It's surreal to think that as I write each week's post, I know that it very well could be the last one I write before little Violetta is born. 227 days ago, I learned that I was up for the
biggest promotion of my life: from Husband to Father. Any day now, I could get the call/text from Momma that it's time to go to the hospital and make the big promotion official! This Daddy-to-be can't wait to start his new job!
It's an odd feeling knowing that literally at any moment, your life is about to change beyond anything you can imagine. Obviously, I know we're having a baby - that much is definitely certain. And from the books we've read, classes we've attended, and parents we've talked to - I have an idea of the new skills I'll learn and what to expect. But I can't comprehend the upcoming joy in store for our lives.
In some ways, I feel like a little kid again on Christmas morning: I've opened all my presents except that last one in the corner. Amongst the wrapping paper strewn chaos, scores of toys for my brother, sister and me, and a heavily coffee-caffeinated yet still half asleep Mom and Dad*, there is something special about that lone present that reads simply "To: Todd, From: Santa". I have an idea of what's inside - it's the one gift on my list that I wanted most of all. I'm so excited to open it, and when my Dad hands it to me to open next, my hands tremble with excitement as I reach out to grasp the corner of the beautifully wrapped package. That moment right before you open it. That's how I feel every time I look at Momma and her "no seriously, how does she fit in there?!" belly.

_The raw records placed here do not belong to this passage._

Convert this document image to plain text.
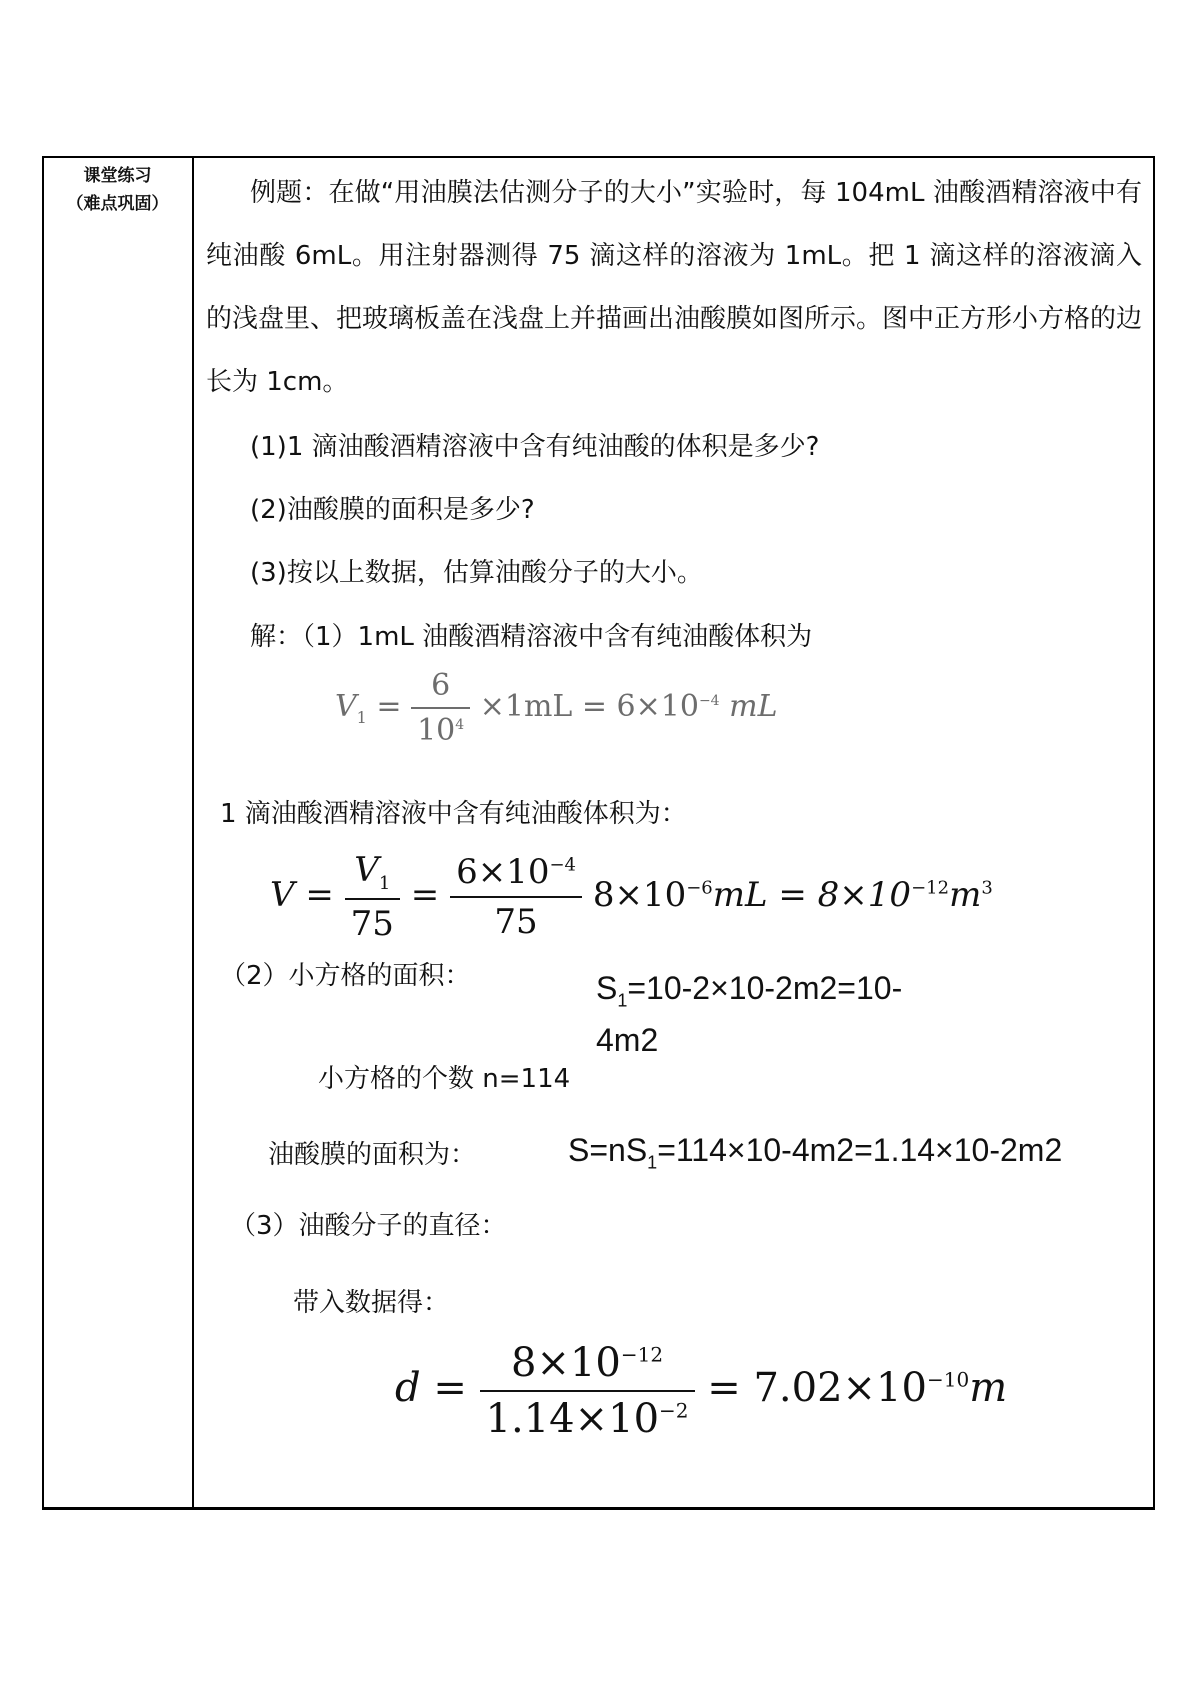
课堂练习
（难点巩固）	例题：在做“用油膜法估测分子的大小”实验时，每 104mL 油酸酒精溶液中有纯油酸 6mL。用注射器测得 75 滴这样的溶液为 1mL。把 1 滴这样的溶液滴入的浅盘里、把玻璃板盖在浅盘上并描画出油酸膜如图所示。图中正方形小方格的边长为 1cm。
(1)1 滴油酸酒精溶液中含有纯油酸的体积是多少?
(2)油酸膜的面积是多少?
(3)按以上数据，估算油酸分子的大小。
解：（1）1mL 油酸酒精溶液中含有纯油酸体积为
$V_1 = \frac{6}{10^4} \times 1mL = 6\times 10^{-4}$ mL
1 滴油酸酒精溶液中含有纯油酸体积为：
$V = \frac{V_1}{75} = \frac{6\times 10^{-4}}{75} 8\times 10^{-6}mL = 8\times 10^{-12}m^3$
（2）小方格的面积：	$S_1=10-2\times 10-2m2=10-$
4m2
小方格的个数 n=114
油酸膜的面积为：	$S=nS_1=114\times 10-4m2=1.14\times 10-2m2$
（3）油酸分子的直径：
带入数据得：
$d = \frac{8\times 10^{-12}}{1.14\times 10^{-2}} = 7.02\times 10^{-10}m$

*As a child, I would wake up the entire house at 5am Christmas morning. As I got older and entered high school, I'd let them "sleep in" until it was probably closer to 6am. I totally deserve what will happen in 3-4 years; I accept and expect that I'll have the same "it's what
time in the morning" look on my face when Violetta climbs into bed and
gently whispers in my ear that "Santa was here - why are you still in bed?! Santa was here! In this
house! Come see!!!"
This past week, we had maternity / pre-baby pictures taken from Colleen
, the same artist who created the watercolor dancers for Violetta's room. Portland is known for many things, one of them is its International Rose Test Gardens
. We had our pictures taken amongst 7,000 rose plants ranging in about as many colors as Violetta's little clothes.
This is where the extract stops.